In this study, a nanoPCR assay to detect HPV was firstly optimized and developed. Because of containing high thermal conductive nanofluids, the nanoPCR assay has been proved to be extremely specific and more sensitive, which are essential characters in case of monitoring low virus concentrations, than conventional PCR assay in detecting diverse viruses.24 For example, nanoPCR method has been introduced to be of high specific and 100-1000 times more sensitive than routine PCR in diagnosing certain viruses including pseudorabies virus, porcine bocavirus, mink enteritis virus, bovine respiratory syncytial virus as well as brain-eating amoebae.25-27
The nanoPCR assay established here that targets the E6 gene of both HPV-16 and HPV-18 subtypes is an effective and reagent-saving reaction (12 μL system). Additionally, although detection of clinical specimens gave same results with nanoPCR and current commercial PCR strategies, the former assay was confirmed 10-times more sensitive than the later one via amplifying diluted standards plasmids. Besides, the HPV nanoPCR assay was specific as it did not amplify three other viruses or four else HPV subtypes. Furthermore, as other HR-HPV genotypes than HPV-16 and HPV-18 are also crucial in causing CC, such nanoPCR detecting strategies can be extended for commercial diagnosis of other cancer related HR- or low-risk-HPV genotypes. Therefore, the method introduced here may be benefit for early HPV detection, thus contributing to minimize the morbidity of CC.

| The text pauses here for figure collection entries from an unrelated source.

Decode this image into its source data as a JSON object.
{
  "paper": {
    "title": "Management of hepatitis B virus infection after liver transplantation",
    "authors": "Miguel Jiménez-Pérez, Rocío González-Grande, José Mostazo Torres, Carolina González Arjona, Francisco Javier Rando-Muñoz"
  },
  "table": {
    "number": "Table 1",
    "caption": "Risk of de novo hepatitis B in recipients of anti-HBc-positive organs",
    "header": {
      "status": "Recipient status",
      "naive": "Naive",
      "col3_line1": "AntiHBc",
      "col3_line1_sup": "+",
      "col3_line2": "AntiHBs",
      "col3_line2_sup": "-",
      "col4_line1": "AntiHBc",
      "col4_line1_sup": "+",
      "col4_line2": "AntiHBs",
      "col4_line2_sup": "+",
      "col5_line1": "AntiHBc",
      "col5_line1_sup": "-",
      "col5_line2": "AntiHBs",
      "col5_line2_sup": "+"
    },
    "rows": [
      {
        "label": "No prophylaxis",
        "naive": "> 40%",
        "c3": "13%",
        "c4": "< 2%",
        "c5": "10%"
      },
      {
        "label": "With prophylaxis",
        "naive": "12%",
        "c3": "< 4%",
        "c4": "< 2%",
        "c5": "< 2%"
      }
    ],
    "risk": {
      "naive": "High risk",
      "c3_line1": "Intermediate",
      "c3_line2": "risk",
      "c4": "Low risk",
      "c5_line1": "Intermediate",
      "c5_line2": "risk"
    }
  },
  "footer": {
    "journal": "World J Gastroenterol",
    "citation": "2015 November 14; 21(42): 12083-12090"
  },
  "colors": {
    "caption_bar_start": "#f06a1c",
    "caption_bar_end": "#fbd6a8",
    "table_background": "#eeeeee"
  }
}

In conclusion, an easy, reagent-saving, sensitive, and specific nanoPCR assay was described here for detecting HPV-16 and HPV-18 subtypes simultaneously. This novel assay should be useful for both clinical HPV type diagnosing and for potential studying of HPV epidemiology and pathology.
ACKNOWLEDGMENTS
This study was supported by the Research Foundation for Advanced Scholars in the Affiliated Hospital of Yangzhou University, Yangzhou, China (2019MXJ).
CONFLICT OF INTERESTS
The authors declare that there are no conflict of interests.